Paramecium’s death proves that the adaptive movements, which according to Antonio Damasio are the root of emotions, can also be experienced by unicellular organisms. Placed under the microscope, these paramecia form a constellation that seems to frantically become more compact as they approach the danger that ultimately dooms them.

This empathy connects us to others, but Eva Zornio also offers the possibility of taking an empathetic look at oneself, of considering one’s own emotions with sincerity and benevolence. Mirrors in the space allow us to look ourselves in the face, to accept that part of ourselves that is sometimes as foreign to us as others and that it is easier to ignore or even reject. In Friday or the Wild Life, Robinson Crusoe finds a mirror, but can no longer smile, his isolation having erased his expressive abilities. What about us?

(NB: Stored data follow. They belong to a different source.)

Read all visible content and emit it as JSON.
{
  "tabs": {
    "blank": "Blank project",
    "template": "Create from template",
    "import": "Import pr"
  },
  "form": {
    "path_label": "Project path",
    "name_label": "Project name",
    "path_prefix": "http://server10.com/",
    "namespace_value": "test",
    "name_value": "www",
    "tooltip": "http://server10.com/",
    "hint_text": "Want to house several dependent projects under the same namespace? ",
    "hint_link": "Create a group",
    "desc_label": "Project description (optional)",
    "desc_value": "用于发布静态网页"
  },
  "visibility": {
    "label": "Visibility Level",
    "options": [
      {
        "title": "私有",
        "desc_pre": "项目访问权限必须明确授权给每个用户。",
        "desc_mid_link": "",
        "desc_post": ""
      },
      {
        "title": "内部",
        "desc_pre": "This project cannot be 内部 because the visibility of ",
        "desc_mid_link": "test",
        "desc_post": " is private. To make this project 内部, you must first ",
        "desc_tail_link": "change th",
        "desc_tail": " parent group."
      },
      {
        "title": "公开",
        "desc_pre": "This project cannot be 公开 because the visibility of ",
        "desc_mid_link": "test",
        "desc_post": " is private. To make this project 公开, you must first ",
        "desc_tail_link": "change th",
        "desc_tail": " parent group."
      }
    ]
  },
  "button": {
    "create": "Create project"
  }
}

Will we be able to smile in front of the mirror? Perhaps we will shed a tear that will turn into a pearl as in Japanese mythology? Maybe the glass tears scattered in the exhibition space are those of the previous travellers…

Andréanne Béguin

From 10 to 24 November 2022
Photos: Danny Leal
Translation: Yasemin Imre
Graphic design: Agathe Frasson-Cochet
Acknowledgements: Andréanne Béguin, Eve Chariatte, Arnaud Dezoteux, Agathe Frasson-Cochet, Emilie Moor, Axelle Stiefl, Dylan Wasem, Maxine Yolanda
With the support of the Fonds cantonal d’art contemporain, DCS, Genève.

After first completing a degree in Biology and a master’s degree in neuroscience, Eva Zornio’s focus is in the field of arts. Circulating between institutions and independent structures, she performed at the Swiss Institute in Rome (2019). She exhibited at the Fondation d’Entreprise Ricard (2019), at Kunsthaus Langenthal (2019), and at Forde (2018). In 2020 she participated in the exhibition of the Bourses de la Ville de Genève at the Centre d’Art Contemporain and she was nominated for the Swiss Art Awards 2021. In 2022 she exhibited at Kunst Halle Sankt Gallen and was selected for the 2023 publication of the Cahiers d’Artistes of Pro Helvetia.